A laboratory for experimental theater
The director Attila Pessyani is one of Iran's most prominent theater people. For the Fajr Festival he founded a kind of laboratory for experimental theater. The play he is directing this year is a piece without words; all that is heard is the heart-rending whimpering of a blind, deaf-mute girl who lives in complete isolation in a no-man's-land. Her only friend is a fallen angel without wings, but with a blinking heart.
She struggles with two menacing, alien forces, while a video showing disturbing images of oppression and reeducation is projected onto the background, with a mute goldfish swimming in between. Apparently, the only escape for the two young people is to be transported upwards – a good image for the dead-end situation of many young Iranians.
Pessyani's work harks back to the times of the big "Shiraz Festival" that was held before the revolution: "Many famous artists of the time such as Brook, Grotowski and Kantor worked there. That was the origin of experimental theater in Iran", the director explains.
He is optimistic about the future of theater in Iran: "The Iranian theater scene is constantly developing. Already we have six theater departments with more than 100 graduates every year – and they'll do anything to work.
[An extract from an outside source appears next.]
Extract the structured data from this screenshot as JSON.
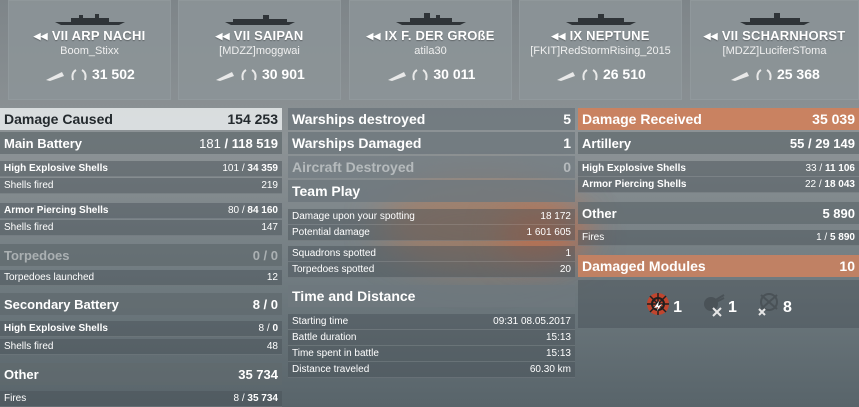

At the moment we have around 20 very promising directors!"
Simple, "authentic" theater
However, in most Iranian productions western music and videos, the insertion of audience polls or forays into the audience come across as misplaced and half-baked. Often, simple plays with few props and little scenery, in which Iranians speak about their everyday life, are more emotionally affecting.
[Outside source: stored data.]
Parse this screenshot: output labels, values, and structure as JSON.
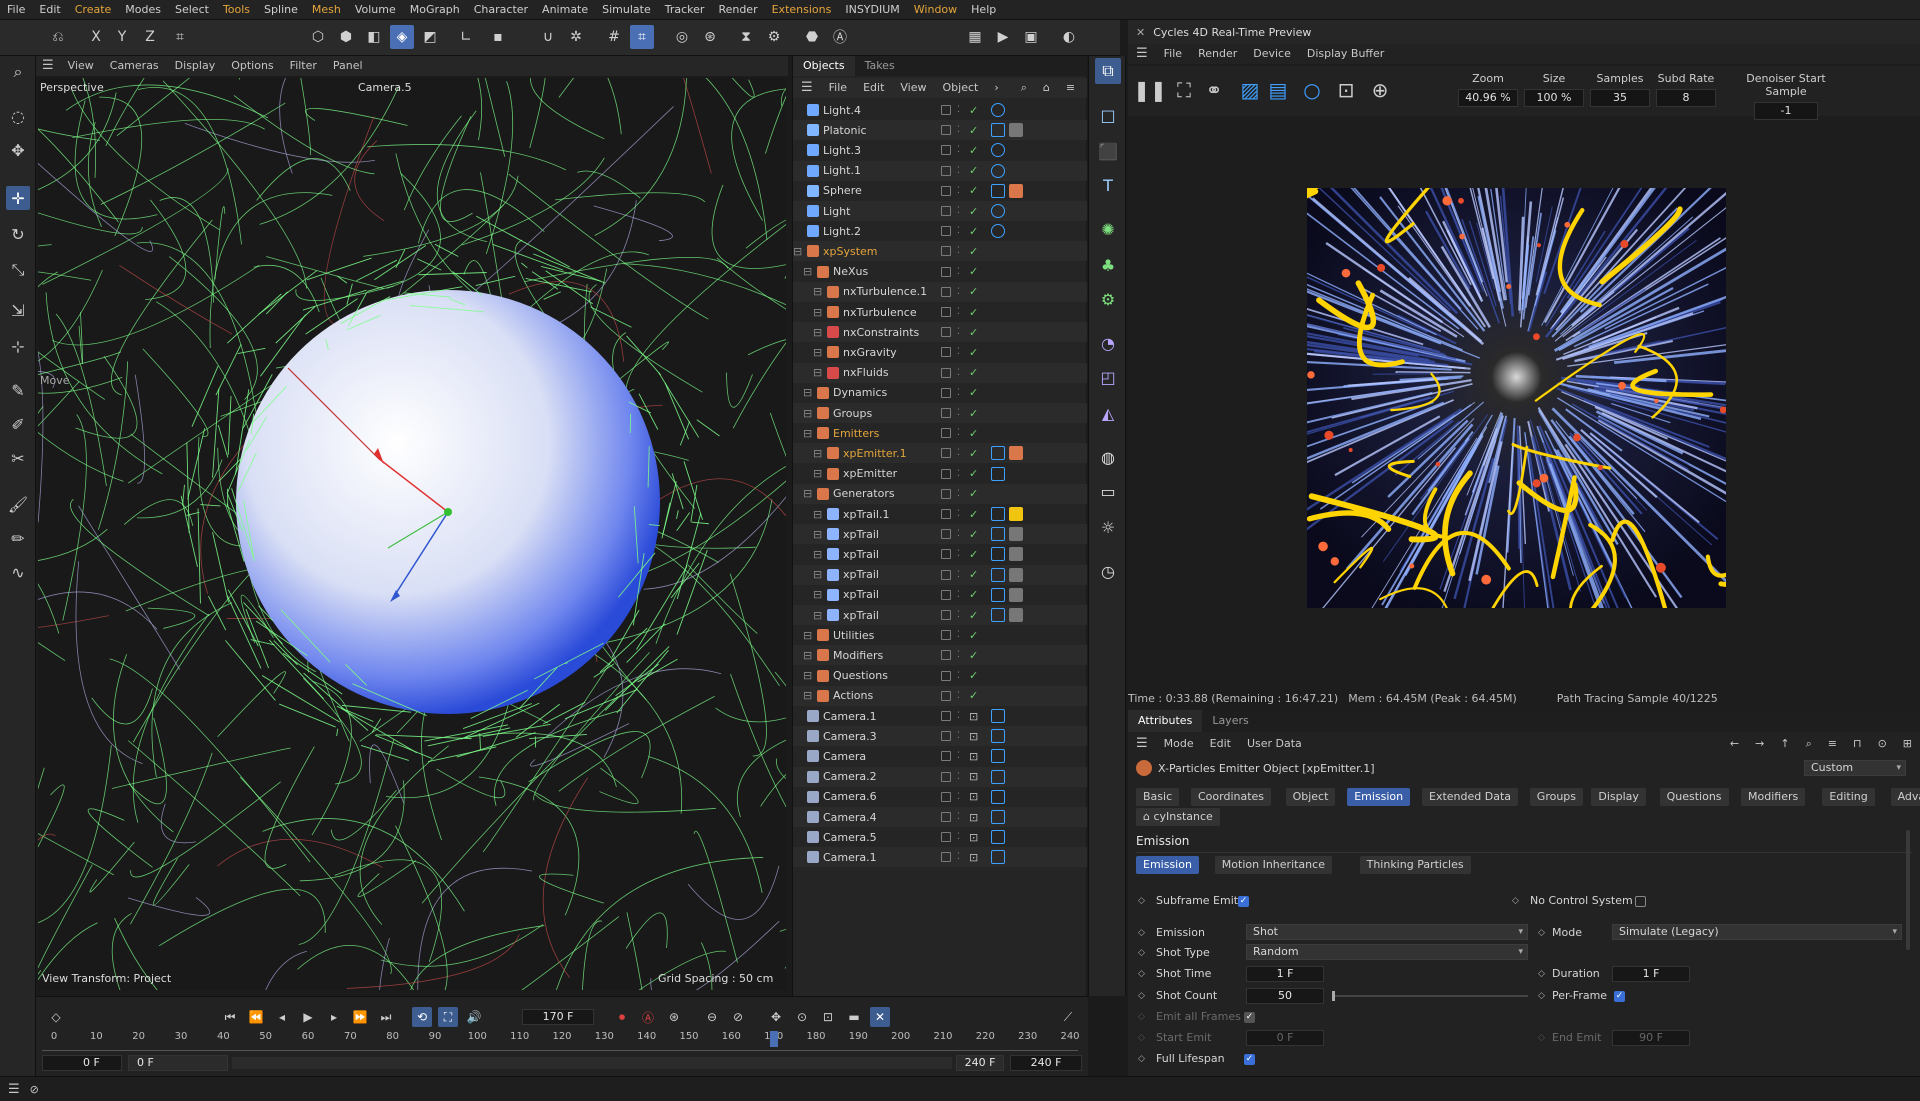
{
  "menubar": {
    "items": [
      "File",
      "Edit",
      "Create",
      "Modes",
      "Select",
      "Tools",
      "Spline",
      "Mesh",
      "Volume",
      "MoGraph",
      "Character",
      "Animate",
      "Simulate",
      "Tracker",
      "Render",
      "Extensions",
      "INSYDIUM",
      "Window",
      "Help"
    ],
    "highlighted": [
      "Create",
      "Tools",
      "Mesh",
      "Extensions",
      "Window"
    ]
  },
  "viewport": {
    "menu": [
      "View",
      "Cameras",
      "Display",
      "Options",
      "Filter",
      "Panel"
    ],
    "label": "Perspective",
    "camera": "Camera.5",
    "move_label": "Move",
    "view_transform": "View Transform: Project",
    "grid_spacing": "Grid Spacing : 50 cm"
  },
  "objects_panel": {
    "tabs": [
      "Objects",
      "Takes"
    ],
    "menu": [
      "File",
      "Edit",
      "View",
      "Object"
    ],
    "items": [
      {
        "name": "Light.4",
        "indent": 0,
        "kind": "light"
      },
      {
        "name": "Platonic",
        "indent": 0,
        "kind": "geo"
      },
      {
        "name": "Light.3",
        "indent": 0,
        "kind": "light"
      },
      {
        "name": "Light.1",
        "indent": 0,
        "kind": "light"
      },
      {
        "name": "Sphere",
        "indent": 0,
        "kind": "geo"
      },
      {
        "name": "Light",
        "indent": 0,
        "kind": "light"
      },
      {
        "name": "Light.2",
        "indent": 0,
        "kind": "light"
      },
      {
        "name": "xpSystem",
        "indent": 0,
        "kind": "xp",
        "highlight": true
      },
      {
        "name": "NeXus",
        "indent": 1,
        "kind": "xp"
      },
      {
        "name": "nxTurbulence.1",
        "indent": 2,
        "kind": "xp"
      },
      {
        "name": "nxTurbulence",
        "indent": 2,
        "kind": "xp"
      },
      {
        "name": "nxConstraints",
        "indent": 2,
        "kind": "xpr"
      },
      {
        "name": "nxGravity",
        "indent": 2,
        "kind": "xp"
      },
      {
        "name": "nxFluids",
        "indent": 2,
        "kind": "xpr"
      },
      {
        "name": "Dynamics",
        "indent": 1,
        "kind": "xp"
      },
      {
        "name": "Groups",
        "indent": 1,
        "kind": "xp"
      },
      {
        "name": "Emitters",
        "indent": 1,
        "kind": "xp",
        "highlight": true
      },
      {
        "name": "xpEmitter.1",
        "indent": 2,
        "kind": "xp",
        "highlight": true
      },
      {
        "name": "xpEmitter",
        "indent": 2,
        "kind": "xp"
      },
      {
        "name": "Generators",
        "indent": 1,
        "kind": "xp"
      },
      {
        "name": "xpTrail.1",
        "indent": 2,
        "kind": "trail"
      },
      {
        "name": "xpTrail",
        "indent": 2,
        "kind": "trail"
      },
      {
        "name": "xpTrail",
        "indent": 2,
        "kind": "trail"
      },
      {
        "name": "xpTrail",
        "indent": 2,
        "kind": "trail"
      },
      {
        "name": "xpTrail",
        "indent": 2,
        "kind": "trail"
      },
      {
        "name": "xpTrail",
        "indent": 2,
        "kind": "trail"
      },
      {
        "name": "Utilities",
        "indent": 1,
        "kind": "xp"
      },
      {
        "name": "Modifiers",
        "indent": 1,
        "kind": "xp"
      },
      {
        "name": "Questions",
        "indent": 1,
        "kind": "xp"
      },
      {
        "name": "Actions",
        "indent": 1,
        "kind": "xp"
      },
      {
        "name": "Camera.1",
        "indent": 0,
        "kind": "cam"
      },
      {
        "name": "Camera.3",
        "indent": 0,
        "kind": "cam"
      },
      {
        "name": "Camera",
        "indent": 0,
        "kind": "cam"
      },
      {
        "name": "Camera.2",
        "indent": 0,
        "kind": "cam"
      },
      {
        "name": "Camera.6",
        "indent": 0,
        "kind": "cam"
      },
      {
        "name": "Camera.4",
        "indent": 0,
        "kind": "cam"
      },
      {
        "name": "Camera.5",
        "indent": 0,
        "kind": "cam"
      },
      {
        "name": "Camera.1",
        "indent": 0,
        "kind": "cam"
      }
    ]
  },
  "render_preview": {
    "title": "Cycles 4D Real-Time Preview",
    "menu": [
      "File",
      "Render",
      "Device",
      "Display Buffer"
    ],
    "fields": [
      {
        "label": "Zoom",
        "value": "40.96 %"
      },
      {
        "label": "Size",
        "value": "100 %"
      },
      {
        "label": "Samples",
        "value": "35"
      },
      {
        "label": "Subd Rate",
        "value": "8"
      },
      {
        "label": "Denoiser Start Sample",
        "value": "-1"
      }
    ],
    "status_time": "Time : 0:33.88 (Remaining : 16:47.21)",
    "status_mem": "Mem : 64.45M (Peak : 64.45M)",
    "status_sample": "Path Tracing Sample 40/1225"
  },
  "attributes": {
    "tabs": [
      "Attributes",
      "Layers"
    ],
    "menu": [
      "Mode",
      "Edit",
      "User Data"
    ],
    "object_title": "X-Particles Emitter Object [xpEmitter.1]",
    "preset": "Custom",
    "main_tabs": [
      "Basic",
      "Coordinates",
      "Object",
      "Emission",
      "Extended Data",
      "Groups",
      "Display",
      "Questions",
      "Modifiers",
      "Editing",
      "Advanced"
    ],
    "active_main_tab": "Emission",
    "extra_tab": "cyInstance",
    "section": "Emission",
    "sub_tabs": [
      "Emission",
      "Motion Inheritance",
      "Thinking Particles"
    ],
    "subframe_emit": "Subframe Emit",
    "no_control_system": "No Control System",
    "emission_label": "Emission",
    "emission_value": "Shot",
    "mode_label": "Mode",
    "mode_value": "Simulate (Legacy)",
    "shot_type_label": "Shot Type",
    "shot_type_value": "Random",
    "shot_time_label": "Shot Time",
    "shot_time_value": "1 F",
    "duration_label": "Duration",
    "duration_value": "1 F",
    "shot_count_label": "Shot Count",
    "shot_count_value": "50",
    "per_frame_label": "Per-Frame",
    "emit_all_frames": "Emit all Frames",
    "start_emit_label": "Start Emit",
    "start_emit_value": "0 F",
    "end_emit_label": "End Emit",
    "end_emit_value": "90 F",
    "full_lifespan": "Full Lifespan"
  },
  "timeline": {
    "current_frame": "170 F",
    "ticks": [
      "0",
      "10",
      "20",
      "30",
      "40",
      "50",
      "60",
      "70",
      "80",
      "90",
      "100",
      "110",
      "120",
      "130",
      "140",
      "150",
      "160",
      "170",
      "180",
      "190",
      "200",
      "210",
      "220",
      "230",
      "240"
    ],
    "playhead_value": 170,
    "start_a": "0 F",
    "start_b": "0 F",
    "end_a": "240 F",
    "end_b": "240 F"
  },
  "colors": {
    "accent": "#3a5fa8",
    "highlight_orange": "#e4a53b",
    "check_green": "#6fd06f",
    "particle_green": "#7dff8a",
    "render_yellow": "#ffd400"
  }
}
Examples include a play in which young girls run away from their strict fathers and live in the park, or the simple family story "Recent Experiences" by Reza Kohestani: a family made up of changing members sits around a table; years are intoned soberly while the family is rocked by strokes of fate. The dialogues are simple and restrained – and very touching.
Otherwise the festival features mainly European dramas, especially German ones: four Shakespeare plays, Beckett, Büchner's "Woyzeck", Frisch's "Santa Cruz", Arthur Miller, Antigone, Medea – at least in a reduced form (40-60 minute performances).
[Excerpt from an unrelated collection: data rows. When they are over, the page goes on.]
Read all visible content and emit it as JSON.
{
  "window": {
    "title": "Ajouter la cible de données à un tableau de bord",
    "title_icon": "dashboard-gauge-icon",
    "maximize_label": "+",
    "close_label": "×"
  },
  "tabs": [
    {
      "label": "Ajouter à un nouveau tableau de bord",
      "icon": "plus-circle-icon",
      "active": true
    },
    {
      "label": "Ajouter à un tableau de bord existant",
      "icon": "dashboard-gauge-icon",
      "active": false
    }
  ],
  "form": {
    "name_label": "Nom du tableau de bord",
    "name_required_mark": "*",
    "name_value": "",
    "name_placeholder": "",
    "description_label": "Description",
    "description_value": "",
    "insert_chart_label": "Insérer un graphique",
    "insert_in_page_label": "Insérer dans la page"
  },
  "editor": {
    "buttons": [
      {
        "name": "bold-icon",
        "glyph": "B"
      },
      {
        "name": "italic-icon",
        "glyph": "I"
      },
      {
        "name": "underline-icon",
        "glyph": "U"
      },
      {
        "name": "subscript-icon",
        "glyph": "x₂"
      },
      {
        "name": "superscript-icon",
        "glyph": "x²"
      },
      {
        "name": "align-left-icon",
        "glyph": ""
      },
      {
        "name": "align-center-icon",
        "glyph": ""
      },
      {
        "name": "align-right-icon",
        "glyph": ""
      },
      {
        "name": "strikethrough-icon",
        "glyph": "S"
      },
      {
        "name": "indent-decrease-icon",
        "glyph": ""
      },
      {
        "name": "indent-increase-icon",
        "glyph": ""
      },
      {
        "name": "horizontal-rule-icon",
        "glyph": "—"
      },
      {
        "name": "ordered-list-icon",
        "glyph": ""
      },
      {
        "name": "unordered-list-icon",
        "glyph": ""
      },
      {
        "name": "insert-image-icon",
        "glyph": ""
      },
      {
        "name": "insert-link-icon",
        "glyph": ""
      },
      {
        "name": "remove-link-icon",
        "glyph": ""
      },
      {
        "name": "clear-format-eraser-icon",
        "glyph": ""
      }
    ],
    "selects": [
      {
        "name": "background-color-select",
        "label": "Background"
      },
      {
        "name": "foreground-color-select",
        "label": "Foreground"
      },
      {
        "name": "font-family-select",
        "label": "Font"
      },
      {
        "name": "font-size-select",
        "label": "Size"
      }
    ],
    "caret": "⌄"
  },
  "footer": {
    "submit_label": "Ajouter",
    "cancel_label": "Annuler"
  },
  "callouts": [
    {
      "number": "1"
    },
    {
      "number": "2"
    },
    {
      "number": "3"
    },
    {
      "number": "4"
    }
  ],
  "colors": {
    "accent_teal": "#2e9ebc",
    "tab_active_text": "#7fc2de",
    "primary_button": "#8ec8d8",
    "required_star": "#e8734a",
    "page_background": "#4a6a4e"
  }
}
The festival is gigantic; nothing in e.g. Germany – being a "theater nation" – can compare. There are 29 foreign and 89 Iranian productions to coordinate, with 20 performances a day, always filled to bursting and often sold out early on.
Theater for all?
However, with the new theater management put into place several months ago, some organizational problems have arisen: the ticket prices have been raised to the equivalent of three euros, the competition has been shelved, the English program was severely delayed, and the festival's grandiose motto "Theater for all" seems to have turned into exactly the opposite, according to theater critic Laleh Taghian, whose theater journals have been suspended from publication by the new management:
"They've changed the whole policy of the festival. It isn't run by theater people anymore, but mainly by political and religious officials. The festival was known throughout the world for its quality – and today they're inviting puppet theaters! The change in management has ruptured the contacts and experience of the festival. Besides, the censorship has gotten worse – the theater groups can hardly say anything onstage anymore," Taghian complains.
After the events in the province of Khuzistan censorship has increased: there the festival directors have been under arrest for the past three weeks because an Armenian theater group appeared in transparent costumes.
Thus, anyone expecting political messages on the 18 stages of the Fajr Festival this year is likely to be disappointed. On the contrary, people seem to be resigned and tired of politics.
Complaints about anti-Americanism
At the production by the Kuwaiti director Sulayman Al Bassam, in which Hamlet is transformed into an American-supported Islamic fundamentalist, most Iranians left in disgust, complaining about the play's anti-Americanism. And most people hardly react to the threats from the Bush administration – either because they don't believe them, or because they secretly hope they will come true, according to theater critic Laleh Taghian:
"People here have to live with politics whether they like it or not. But they'd rather just live! At the moment they need theater as a way of escaping into other worlds. And theater people want to stay here so that they can work in their own language."
Of course, Iranians think little of the American military, says Taghian, but if it should ever come to Iran, it would not be their problem, but Mr. Khomeini's problem. Their problem is their life. People have grown weary, she explains. Thus, at the moment Iranians would accept anyone in power.